Hem bilimin hem de siyasetin prensiydi

ERDAL İnönü’nün ölüm haberini Okan Üniversitesi’nin 2007-2008 akademik yılının başlama töreninden hemen önce öğrendik.

Törene katılan Meclis Başkanı Köksal Toptan, konuşmasını bir tarafa bırakarak sözlerine İnönü ile başladı.

"Büyük bir bilim adamıydı. Türk bilimine büyük katkılarda bulundu" dedi.

Sonra da şöyle sürdürdü sözlerini:

"Ancak ben size onun siyaset ve devlet adamlığı özelliklerini anlatmak istiyorum. Erdal Bey, Türk siyasetçisinde çok az rastladığımız niteliklere sahipti. Bunlar sevgi, hoşgörü ve siyasette espriydi."

Toptan ile İnönü, DYP-SHP koalisyonunda birlikte çalıştılar. İnönü Başbakan Yardımcısı, Toptan ise Milli Eğitim Bakanı’ydı.

"Bakanlıkta zaman zaman başım sıkışırdı. SHP’li bazı arkadaşlar hükümet protokolünü zorlayan kararlar almamı isterlerdi. O zaman Erdal Bey’e gider, durumu anlatırdım.

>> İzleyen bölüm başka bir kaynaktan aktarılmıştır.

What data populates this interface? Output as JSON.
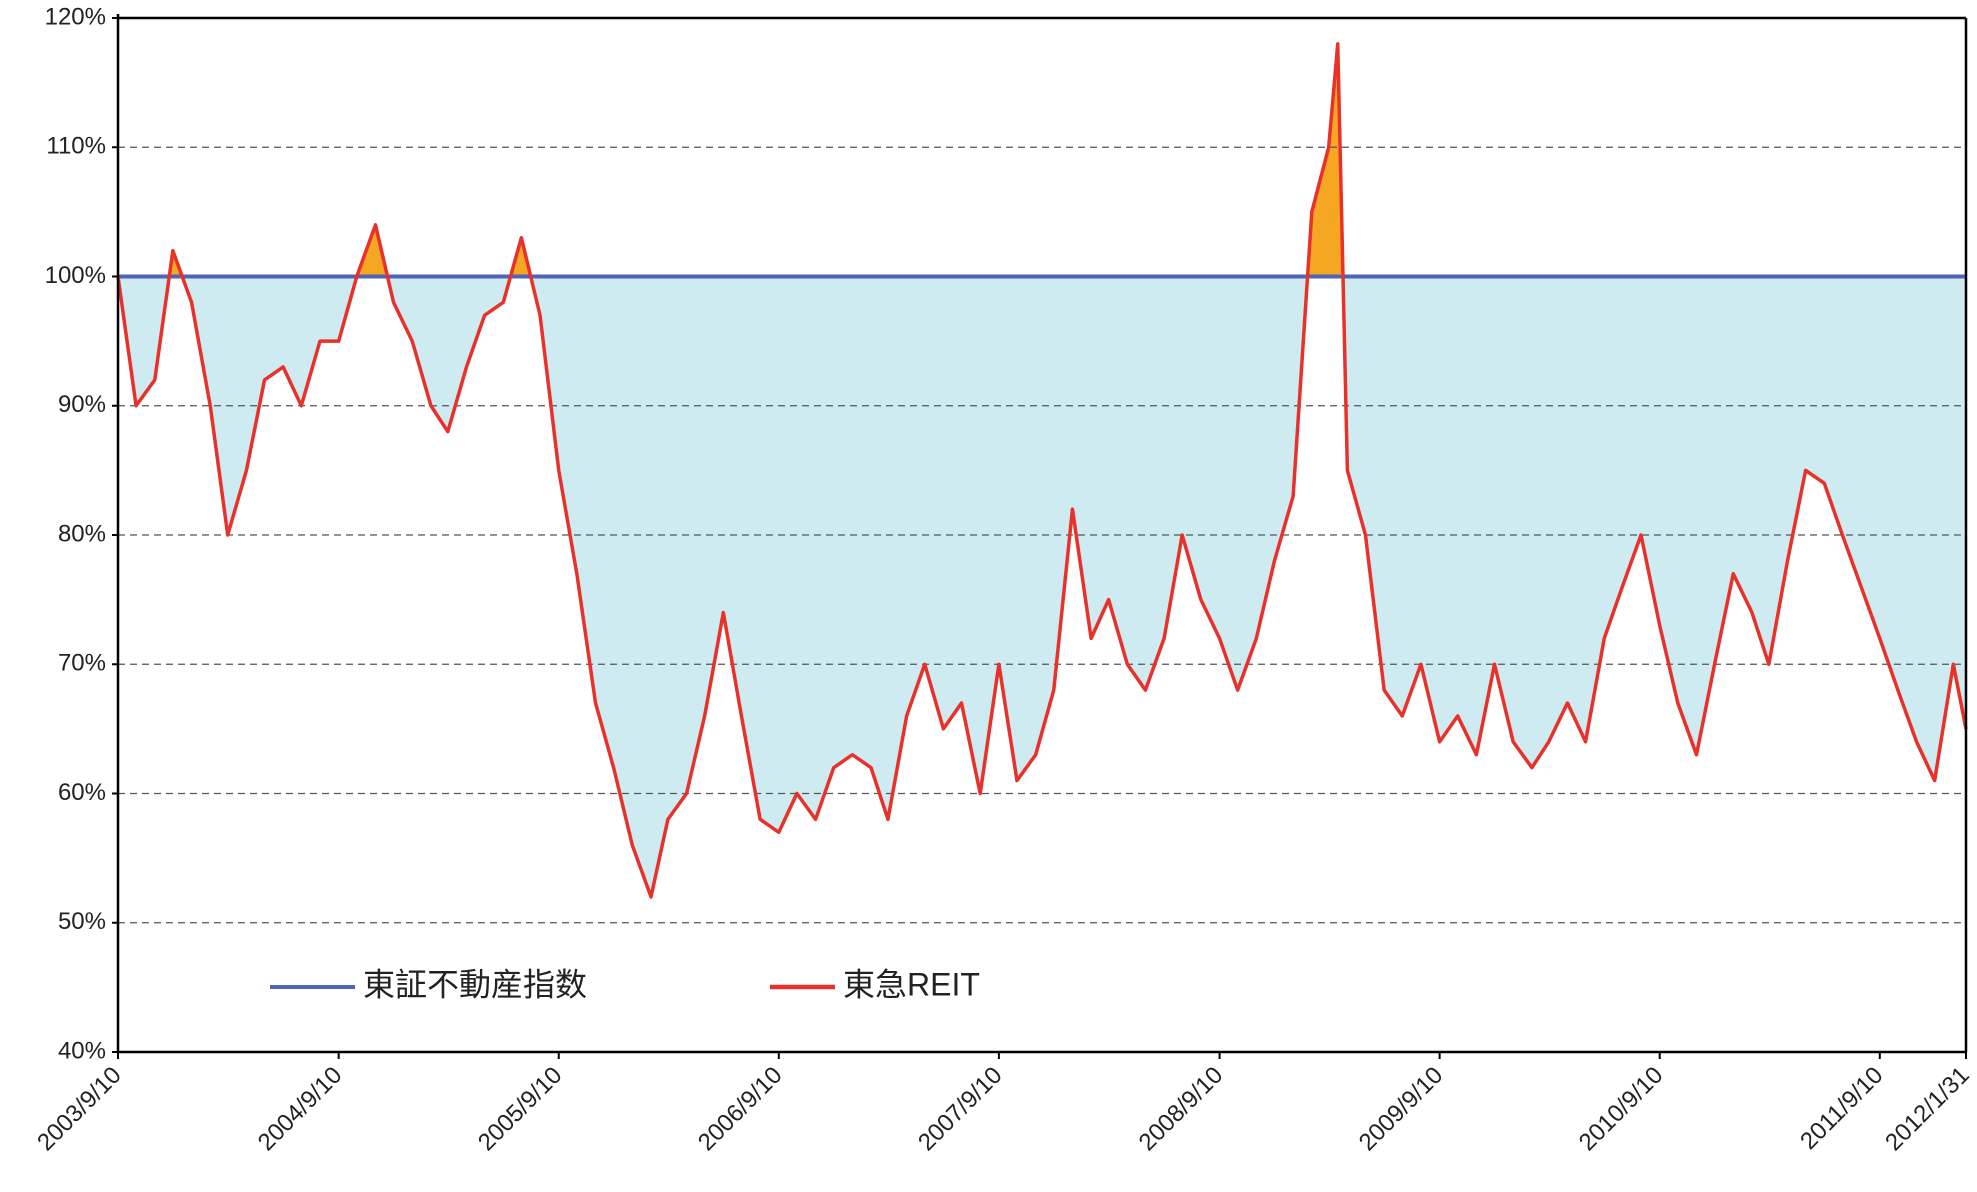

Hemen çözüm bulur, beni rahatlatırdı."

Bir gün Erdal Bey’in gazeteleri nasıl zarif ve nazik bir şekilde eleştirdiğini şöyle anlattı:

"Bir toplantıda gazeteler için ’Ben gazetelerin sadece benim için yazdıklarına inanmam. Başkaları için yazdıklarına ise inanırım’ dedi."

* * *

Gerçekten de Erdal Bey, çok nazik bir insandı. Zarif esprileri, yumuşak ama anlamlı eleştirileri vardı.

Önemli bir fizikçiydi. Uluslararası birçok ödülü vardı.

Ama öyle mütevazıydı ki sanki o başarıları kazanmamış gibi hareket ederdi.

Aslında Erdal Bey’in siyasete girmek, hele hele bir partinin genel başkanı olmak gibi bir düşüncesi yoktu.

Ama yazgısı onu Türkiye’nin en çalkantılı döneminde önemli bir siyasi misyon yüklenmeye sürükledi.

Bu olayın öyküsünü de kısaca özetleyelim:

12 Eylül askeri yönetimi tüm siyasi partileri kapatmıştı.

Marjinallerin parti kurma arayışları yoktu; çünkü onlara izin verilmeyeceğini herkes biliyordu.

Arayışlar merkez sağ ve merkez solda yoğunlaşıyordu.

Merkez soldaki politikacılar günlerce toplantılar yaptılar ama içinde bulunulan dağınıklığı derleyip toplayacak bir lider ismi üzerinde anlaşamadılar.

* * *

Bir gün yine arayışlar sürerken işadamı İbrahim Cevahir söz aldı ve şöyle dedi:

"Size bir ilaç buldum ki hepinizi iyi edecek. Şimdi onun ismini veriyorum. Ne yapıp yapıp onu ikna edin. Bu kişi Erdal İnönü’dür."

Herkes hiç akla gelmeyen bu ismi duyunca şaşırdı. Sonra bu ismin solu dağınıklıktan kurtaracak tek seçenek olduğunda birleşildi.

Erdal İnönü ile konuşulup kendisinin ikna edilmesine karar verildi.

Erdal Bey bu teklife güldü ve hemen reddetti.

Ama teklifi götürenler yılmadı ve günlerce süren uğraşlardan sonra kendisini ikna ettiler.

Erdal İnönü’nün politikaya girmesi işte böyle oldu.

İbrahim Cevahir’in bulduğu ilaç sayesinde solun büyük bölümü SODEP’in çatısı altında toplandı.

İnönü dürüst, akılcı, gerçekçi, hoşgörülü, sevgiye dayalı, esprili bir anlayış getirdi siyaset dünyasına.

En önemlisi de zamanı gelince bir bilim adamı gerçekçiliğiyle siyaseti bırakıp köşesine çekilmesini bildi.

Türk siyasetçilerine verilmesi gereken en anlamlı ders de buydu.

Erdal İnönü hem bilimin, hem de siyasetin beyaz atlı prensiydi.